Wouldn’t it be ironic if you lived in Northern California and wrote a cookbook about Maine, and then had someone review it who actually lives in Maine?

Barbara Karoff, author of A Little Maine Cookbook, finds herself in this potentially awkward position. Fortunately, her book — for all its limitations — holds up pretty well.

This book is one of a series of more than 40 tiny, regional cookbooks published by Chronicle Books, that aim to give a sampling of the cuisine of Vietnam, Greece, France, New Orleans, etc., — and of Maine. The books, which measure a little more than four by six inches, and include 30 or so recipes each, are clearly intended as stocking stuffers, hostess gifts, or souvenirs. No one is going to mistake them for the definitive culinary reference on a particular region.

Maine is certainly one area of this country that people associate with a particular cuisine. But, I think, people actually make more of an association with Maine ingredients than they do with Maine cooking or specific dishes. Maine is famous for lobster, of course, as well as many other types of seafood — scallops, oysters, clams, mussels, salmon, etc. — and also for potatoes, wild blueberries, maple syrup, wild game (especially venison), and fiddlehead ferns.

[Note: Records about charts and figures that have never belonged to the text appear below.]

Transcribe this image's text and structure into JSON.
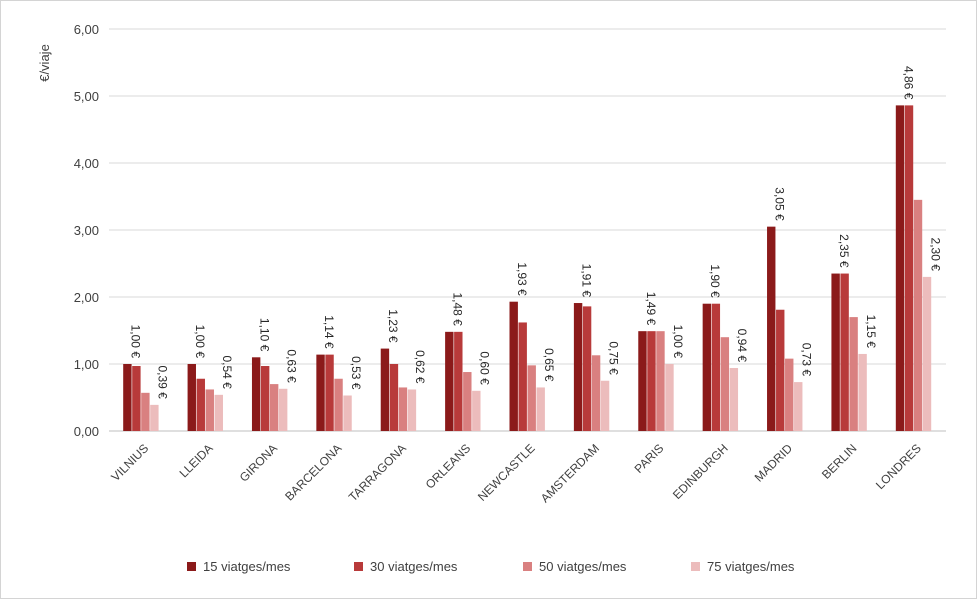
{
  "chart_data": {
    "type": "bar",
    "ylabel": "€/viaje",
    "ylim": [
      0,
      6
    ],
    "yticks": [
      "0,00",
      "1,00",
      "2,00",
      "3,00",
      "4,00",
      "5,00",
      "6,00"
    ],
    "grid": true,
    "legend_position": "bottom",
    "categories": [
      "VILNIUS",
      "LLEIDA",
      "GIRONA",
      "BARCELONA",
      "TARRAGONA",
      "ORLEANS",
      "NEWCASTLE",
      "AMSTERDAM",
      "PARIS",
      "EDINBURGH",
      "MADRID",
      "BERLIN",
      "LONDRES"
    ],
    "series": [
      {
        "name": "15 viatges/mes",
        "color": "#8b1a1a",
        "values": [
          1.0,
          1.0,
          1.1,
          1.14,
          1.23,
          1.48,
          1.93,
          1.91,
          1.49,
          1.9,
          3.05,
          2.35,
          4.86
        ]
      },
      {
        "name": "30 viatges/mes",
        "color": "#b83a3a",
        "values": [
          0.97,
          0.78,
          0.97,
          1.14,
          1.0,
          1.48,
          1.62,
          1.86,
          1.49,
          1.9,
          1.81,
          2.35,
          4.86
        ]
      },
      {
        "name": "50 viatges/mes",
        "color": "#d98080",
        "values": [
          0.57,
          0.62,
          0.7,
          0.78,
          0.65,
          0.88,
          0.98,
          1.13,
          1.49,
          1.4,
          1.08,
          1.7,
          3.45
        ]
      },
      {
        "name": "75 viatges/mes",
        "color": "#ecbcbc",
        "values": [
          0.39,
          0.54,
          0.63,
          0.53,
          0.62,
          0.6,
          0.65,
          0.75,
          1.0,
          0.94,
          0.73,
          1.15,
          2.3
        ]
      }
    ],
    "data_labels": [
      [
        {
          "series": 0,
          "text": "1,00 €"
        },
        {
          "series": 3,
          "text": "0,39 €"
        }
      ],
      [
        {
          "series": 0,
          "text": "1,00 €"
        },
        {
          "series": 3,
          "text": "0,54 €"
        }
      ],
      [
        {
          "series": 0,
          "text": "1,10 €"
        },
        {
          "series": 3,
          "text": "0,63 €"
        }
      ],
      [
        {
          "series": 0,
          "text": "1,14 €"
        },
        {
          "series": 3,
          "text": "0,53 €"
        }
      ],
      [
        {
          "series": 0,
          "text": "1,23 €"
        },
        {
          "series": 3,
          "text": "0,62 €"
        }
      ],
      [
        {
          "series": 0,
          "text": "1,48 €"
        },
        {
          "series": 3,
          "text": "0,60 €"
        }
      ],
      [
        {
          "series": 0,
          "text": "1,93 €"
        },
        {
          "series": 3,
          "text": "0,65 €"
        }
      ],
      [
        {
          "series": 0,
          "text": "1,91 €"
        },
        {
          "series": 3,
          "text": "0,75 €"
        }
      ],
      [
        {
          "series": 0,
          "text": "1,49 €"
        },
        {
          "series": 3,
          "text": "1,00 €"
        }
      ],
      [
        {
          "series": 0,
          "text": "1,90 €"
        },
        {
          "series": 3,
          "text": "0,94 €"
        }
      ],
      [
        {
          "series": 0,
          "text": "3,05 €"
        },
        {
          "series": 3,
          "text": "0,73 €"
        }
      ],
      [
        {
          "series": 0,
          "text": "2,35 €"
        },
        {
          "series": 3,
          "text": "1,15 €"
        }
      ],
      [
        {
          "series": 0,
          "text": "4,86 €"
        },
        {
          "series": 3,
          "text": "2,30 €"
        }
      ]
    ]
  }
}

But as I scan the list of recipes in A Little Maine Cookbook, Lobster Stew is perhaps the only one that Maine could definitively claim on its own. Indian Pudding, Clam Chowder, Blueberry Muffins, Strawberry-Rhubarb Pie, even Spring Fiddleheads are as much at home in other parts of New England as in Maine. The rest of the recipes in the book are for dishes that incorporate ingredients found here — Corn & Pumpkin Chowder, Baked Wild Duck Breasts, Maple Muffins, Roast Venison, Stuffed-Beet Salad — but are not necessarily traditional Maine recipes.

In general, I think it is fair to say that the recipes in this book are a little fancier than the dishes are likely to be prepared here. I have never been served Brandied Pumpkin Soufflé, Cold Blueberry Soup, or Savory Clam Bites at anyone’s home in Maine. But it wouldn’t surprise me to see some version of these dishes on a restaurant menu.

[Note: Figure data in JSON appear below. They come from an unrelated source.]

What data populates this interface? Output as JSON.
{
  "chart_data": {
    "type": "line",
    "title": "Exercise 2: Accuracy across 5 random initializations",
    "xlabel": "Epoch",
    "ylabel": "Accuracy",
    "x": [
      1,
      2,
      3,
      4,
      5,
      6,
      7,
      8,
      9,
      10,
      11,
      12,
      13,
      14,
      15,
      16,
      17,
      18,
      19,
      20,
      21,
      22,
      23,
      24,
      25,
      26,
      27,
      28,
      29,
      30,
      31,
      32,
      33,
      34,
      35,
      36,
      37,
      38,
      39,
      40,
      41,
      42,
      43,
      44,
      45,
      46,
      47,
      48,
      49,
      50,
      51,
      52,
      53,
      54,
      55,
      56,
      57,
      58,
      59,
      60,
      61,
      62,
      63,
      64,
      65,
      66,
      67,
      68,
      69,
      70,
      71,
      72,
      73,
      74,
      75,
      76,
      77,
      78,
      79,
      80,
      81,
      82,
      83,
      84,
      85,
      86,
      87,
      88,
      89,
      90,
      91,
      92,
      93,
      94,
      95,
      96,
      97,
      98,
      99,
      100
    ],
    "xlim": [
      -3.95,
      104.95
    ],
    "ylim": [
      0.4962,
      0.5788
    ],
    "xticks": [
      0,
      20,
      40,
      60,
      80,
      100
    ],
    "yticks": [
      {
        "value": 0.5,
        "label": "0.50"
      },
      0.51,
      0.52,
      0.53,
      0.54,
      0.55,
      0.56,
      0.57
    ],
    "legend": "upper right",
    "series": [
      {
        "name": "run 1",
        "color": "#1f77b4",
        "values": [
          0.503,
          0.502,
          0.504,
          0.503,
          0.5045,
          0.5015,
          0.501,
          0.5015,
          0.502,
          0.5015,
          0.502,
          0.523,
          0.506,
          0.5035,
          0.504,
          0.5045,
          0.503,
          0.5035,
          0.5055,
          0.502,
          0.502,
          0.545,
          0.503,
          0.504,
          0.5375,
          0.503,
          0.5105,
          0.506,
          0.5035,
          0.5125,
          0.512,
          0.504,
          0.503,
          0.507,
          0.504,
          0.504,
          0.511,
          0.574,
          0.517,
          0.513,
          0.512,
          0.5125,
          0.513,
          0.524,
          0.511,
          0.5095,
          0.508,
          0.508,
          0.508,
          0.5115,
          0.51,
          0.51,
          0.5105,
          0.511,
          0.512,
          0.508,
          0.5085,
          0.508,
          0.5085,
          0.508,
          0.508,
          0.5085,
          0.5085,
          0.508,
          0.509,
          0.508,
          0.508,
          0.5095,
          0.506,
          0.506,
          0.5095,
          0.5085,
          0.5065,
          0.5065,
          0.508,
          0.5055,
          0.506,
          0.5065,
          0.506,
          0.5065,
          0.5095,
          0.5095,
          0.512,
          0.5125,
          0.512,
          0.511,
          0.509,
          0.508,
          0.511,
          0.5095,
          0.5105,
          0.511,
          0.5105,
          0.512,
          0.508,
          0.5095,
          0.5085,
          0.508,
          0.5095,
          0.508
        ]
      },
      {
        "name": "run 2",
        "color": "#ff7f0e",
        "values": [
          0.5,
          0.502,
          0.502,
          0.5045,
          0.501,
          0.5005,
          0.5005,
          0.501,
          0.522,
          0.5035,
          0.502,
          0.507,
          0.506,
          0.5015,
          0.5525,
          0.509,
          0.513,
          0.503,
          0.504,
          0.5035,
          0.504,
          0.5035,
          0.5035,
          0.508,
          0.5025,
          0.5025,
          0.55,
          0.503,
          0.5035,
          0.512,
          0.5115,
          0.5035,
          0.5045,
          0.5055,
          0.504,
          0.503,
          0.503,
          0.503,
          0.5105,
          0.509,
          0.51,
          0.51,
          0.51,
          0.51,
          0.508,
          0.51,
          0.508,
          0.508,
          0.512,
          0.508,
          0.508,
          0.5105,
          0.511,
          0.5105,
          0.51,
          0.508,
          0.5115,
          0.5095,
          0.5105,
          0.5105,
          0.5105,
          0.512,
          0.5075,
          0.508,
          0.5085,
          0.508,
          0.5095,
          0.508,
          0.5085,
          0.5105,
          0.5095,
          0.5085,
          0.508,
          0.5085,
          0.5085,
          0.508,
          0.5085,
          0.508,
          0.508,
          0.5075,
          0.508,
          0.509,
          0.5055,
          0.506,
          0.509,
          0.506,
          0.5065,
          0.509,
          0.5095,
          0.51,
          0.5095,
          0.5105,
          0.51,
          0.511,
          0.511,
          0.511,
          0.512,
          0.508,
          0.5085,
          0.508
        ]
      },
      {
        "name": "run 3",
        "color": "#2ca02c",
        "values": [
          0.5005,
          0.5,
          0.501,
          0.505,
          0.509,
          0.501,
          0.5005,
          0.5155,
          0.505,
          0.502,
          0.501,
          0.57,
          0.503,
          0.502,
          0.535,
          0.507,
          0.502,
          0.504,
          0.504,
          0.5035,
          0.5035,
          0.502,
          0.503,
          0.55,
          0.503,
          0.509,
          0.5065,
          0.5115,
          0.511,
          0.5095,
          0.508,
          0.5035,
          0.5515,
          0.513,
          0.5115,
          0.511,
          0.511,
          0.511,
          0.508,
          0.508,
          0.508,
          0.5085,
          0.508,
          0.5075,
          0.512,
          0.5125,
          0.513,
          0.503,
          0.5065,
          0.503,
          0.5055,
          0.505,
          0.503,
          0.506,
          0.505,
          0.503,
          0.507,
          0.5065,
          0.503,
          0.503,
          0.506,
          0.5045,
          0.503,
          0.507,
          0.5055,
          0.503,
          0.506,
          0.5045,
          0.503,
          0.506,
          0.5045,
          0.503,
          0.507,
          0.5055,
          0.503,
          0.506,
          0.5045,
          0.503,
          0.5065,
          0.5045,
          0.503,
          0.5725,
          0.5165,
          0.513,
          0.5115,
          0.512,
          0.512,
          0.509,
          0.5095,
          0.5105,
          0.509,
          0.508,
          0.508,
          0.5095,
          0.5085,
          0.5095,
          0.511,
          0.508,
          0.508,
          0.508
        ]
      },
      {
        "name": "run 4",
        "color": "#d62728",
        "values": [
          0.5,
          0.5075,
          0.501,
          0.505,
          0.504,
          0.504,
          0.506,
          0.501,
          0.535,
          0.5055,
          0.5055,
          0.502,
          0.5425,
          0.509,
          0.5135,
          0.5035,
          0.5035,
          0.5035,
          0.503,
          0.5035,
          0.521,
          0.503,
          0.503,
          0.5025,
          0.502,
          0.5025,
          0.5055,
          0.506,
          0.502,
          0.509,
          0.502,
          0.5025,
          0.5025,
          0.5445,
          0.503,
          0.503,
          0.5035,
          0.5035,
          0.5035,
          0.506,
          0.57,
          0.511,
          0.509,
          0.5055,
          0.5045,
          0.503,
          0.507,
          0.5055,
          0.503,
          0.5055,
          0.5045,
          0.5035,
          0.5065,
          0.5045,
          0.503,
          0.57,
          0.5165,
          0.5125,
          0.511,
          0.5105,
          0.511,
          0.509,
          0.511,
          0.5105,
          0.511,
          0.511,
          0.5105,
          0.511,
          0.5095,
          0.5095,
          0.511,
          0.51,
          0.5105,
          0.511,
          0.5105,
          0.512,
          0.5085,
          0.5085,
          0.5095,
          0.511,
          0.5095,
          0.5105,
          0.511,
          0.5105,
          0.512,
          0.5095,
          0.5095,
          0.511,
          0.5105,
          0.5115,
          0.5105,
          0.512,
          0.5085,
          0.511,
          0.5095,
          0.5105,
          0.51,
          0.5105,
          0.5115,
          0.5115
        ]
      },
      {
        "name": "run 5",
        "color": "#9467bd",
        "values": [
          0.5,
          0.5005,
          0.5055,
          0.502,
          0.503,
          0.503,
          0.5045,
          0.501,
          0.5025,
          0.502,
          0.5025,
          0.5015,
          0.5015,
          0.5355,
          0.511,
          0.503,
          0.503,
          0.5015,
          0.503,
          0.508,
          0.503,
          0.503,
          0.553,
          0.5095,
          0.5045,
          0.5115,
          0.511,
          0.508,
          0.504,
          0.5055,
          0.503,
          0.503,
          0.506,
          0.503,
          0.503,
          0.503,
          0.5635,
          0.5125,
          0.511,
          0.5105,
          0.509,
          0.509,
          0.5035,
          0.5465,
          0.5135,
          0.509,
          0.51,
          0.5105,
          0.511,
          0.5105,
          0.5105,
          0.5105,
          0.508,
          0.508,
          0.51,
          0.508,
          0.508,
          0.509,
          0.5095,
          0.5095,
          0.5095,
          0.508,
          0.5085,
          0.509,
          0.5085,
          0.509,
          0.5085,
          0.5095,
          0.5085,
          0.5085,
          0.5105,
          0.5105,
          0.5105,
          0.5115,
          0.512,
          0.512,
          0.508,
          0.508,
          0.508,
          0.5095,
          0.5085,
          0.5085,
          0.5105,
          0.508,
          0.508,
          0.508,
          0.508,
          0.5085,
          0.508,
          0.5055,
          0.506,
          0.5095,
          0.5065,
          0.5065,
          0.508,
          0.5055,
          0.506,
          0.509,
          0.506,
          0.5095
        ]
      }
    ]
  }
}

The one dish that’s really missing from this book is some version of baked beans. It may not be fancy enough to include in a skinny little cookbook, but you cannot visit a small town in Maine in the summer that is not holding a bean-hole supper in somebody’s field on a coming weekend.

A Little Maine Cookbook has built recipes around many of Maine’s best-loved ingredients. By and large, they’re not traditional, but that doesn’t mean some of them shouldn’t be.